À ce titre, comme plusieurs autres réalisations sur le phénomène de la croyance religieuse de cette période parmi lesquelles Ida de Pawel Pawlikowski (2013), L’Apôtre de Cheyenne Carron (2014), Marie Heurtin de Jean-Pierre Améris (2014), Chemin de croix de Dietrich Brüggemann (2014), Calvary de John McDonagh (2014), La Confession de Nicolas Boukhrief (2015), La Prière de Cédric Kahn (2018), ou L’Apparition de Xavier Giannoli (2018), on peut considérer que ce film participe d’une désidéologisation de la foi chrétienne.
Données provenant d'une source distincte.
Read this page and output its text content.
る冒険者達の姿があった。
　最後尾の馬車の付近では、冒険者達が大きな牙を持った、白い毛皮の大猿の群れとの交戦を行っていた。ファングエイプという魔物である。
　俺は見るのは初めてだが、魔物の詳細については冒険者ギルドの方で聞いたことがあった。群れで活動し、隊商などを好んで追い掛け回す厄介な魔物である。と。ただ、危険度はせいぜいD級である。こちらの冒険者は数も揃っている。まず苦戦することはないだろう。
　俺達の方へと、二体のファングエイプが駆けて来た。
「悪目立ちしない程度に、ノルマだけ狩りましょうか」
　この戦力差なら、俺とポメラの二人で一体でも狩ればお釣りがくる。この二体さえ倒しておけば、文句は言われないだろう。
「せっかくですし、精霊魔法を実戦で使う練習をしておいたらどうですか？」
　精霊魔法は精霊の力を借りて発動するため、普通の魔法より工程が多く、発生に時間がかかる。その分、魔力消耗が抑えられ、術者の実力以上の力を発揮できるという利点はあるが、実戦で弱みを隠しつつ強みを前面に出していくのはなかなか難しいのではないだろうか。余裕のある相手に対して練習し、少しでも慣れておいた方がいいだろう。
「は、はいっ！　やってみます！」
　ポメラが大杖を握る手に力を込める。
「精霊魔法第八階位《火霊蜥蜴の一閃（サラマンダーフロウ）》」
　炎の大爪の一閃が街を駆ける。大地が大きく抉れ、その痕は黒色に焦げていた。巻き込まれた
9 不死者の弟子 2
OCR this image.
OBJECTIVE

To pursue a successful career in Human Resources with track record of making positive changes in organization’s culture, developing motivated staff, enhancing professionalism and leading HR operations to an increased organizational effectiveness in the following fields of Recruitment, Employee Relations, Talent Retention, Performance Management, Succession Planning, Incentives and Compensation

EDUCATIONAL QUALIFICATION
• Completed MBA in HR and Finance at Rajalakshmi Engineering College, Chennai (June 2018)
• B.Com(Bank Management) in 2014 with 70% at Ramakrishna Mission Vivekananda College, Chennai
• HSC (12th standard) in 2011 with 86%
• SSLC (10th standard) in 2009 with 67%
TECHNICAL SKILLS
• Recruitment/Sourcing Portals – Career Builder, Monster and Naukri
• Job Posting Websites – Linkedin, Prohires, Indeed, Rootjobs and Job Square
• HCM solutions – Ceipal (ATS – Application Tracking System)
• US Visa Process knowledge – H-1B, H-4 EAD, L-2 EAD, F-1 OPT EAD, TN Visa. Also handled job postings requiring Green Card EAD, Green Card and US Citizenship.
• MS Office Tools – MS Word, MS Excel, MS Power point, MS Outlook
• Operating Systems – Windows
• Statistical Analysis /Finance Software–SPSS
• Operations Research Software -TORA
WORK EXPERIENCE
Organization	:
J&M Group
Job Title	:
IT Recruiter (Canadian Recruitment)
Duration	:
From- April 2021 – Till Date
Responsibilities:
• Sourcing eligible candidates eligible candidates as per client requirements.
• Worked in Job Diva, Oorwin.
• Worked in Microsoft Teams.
Aussi, l’analyse de la controverse entre catholiques à propos de ce film pourrait mettre en lumière ou représenter le reflet d’un processus de transformation à l’œuvre dans le christianisme occidental contemporain. Plus précisément, notre hypothèse est que la polémique qui a surgi autour du film apparaît comme un révélateur des tensions qui agitent le débat actuel entre christianisme et postmodernité, et dont un terrain d’expression privilégié est celui de la morale sexuelle. C’est à dire justement des situations comme celle que décrit l’histoire du film : une femme et un prêtre sont attirés l’un par l’autre, que faire ?

 

Passion et patience: l’oxymore chrétien

Commençons par revenir à l’étymologie du mot passion. Passion vient du latin passio qui est un mot à plusieurs sens. Il signifie tout d’abord mouvement, agitation de l’âme en général, un mouvement impétueux de l’âme, une affection de l’âme, comme dans la passion amoureuse. Un deuxième sens l’éclaire, relié au verbe patior, qui se traduit par souffrir, mot qui est issu du verbe grec pascho, signifiant éprouver une affection, d’où vient le nom grec pathos, mot bien connu puisqu’il entre dans la racine de nombreux mots français comme pathétique (qui émeut fortement) mais aussi homéopathie (souffrance semblable, d’où la méthode de guérison par similitude) ou télépathie (éprouver, sentir telle affection à distance). Le verbe grec pascho signifie littéralement être agi et porte une idée de passivité: une passion est subie mais n’est pas librement choisie. Ce qu’exprime aussi le verbe patior, d’où vient le latin passivus à l’origine d’un autre mot français, le mot passif. De ce point de vue étymologique, la passion du Christ apparaît paradoxale puisque le texte de la liturgie catholique énonce: «entrant librement dans sa passion, il fut mis au tombeau». L’entrée est ici libre (active) dans la passion, alors qu’elle est décrite partout comme un mouvement subi (passif) et en tout cas non libre.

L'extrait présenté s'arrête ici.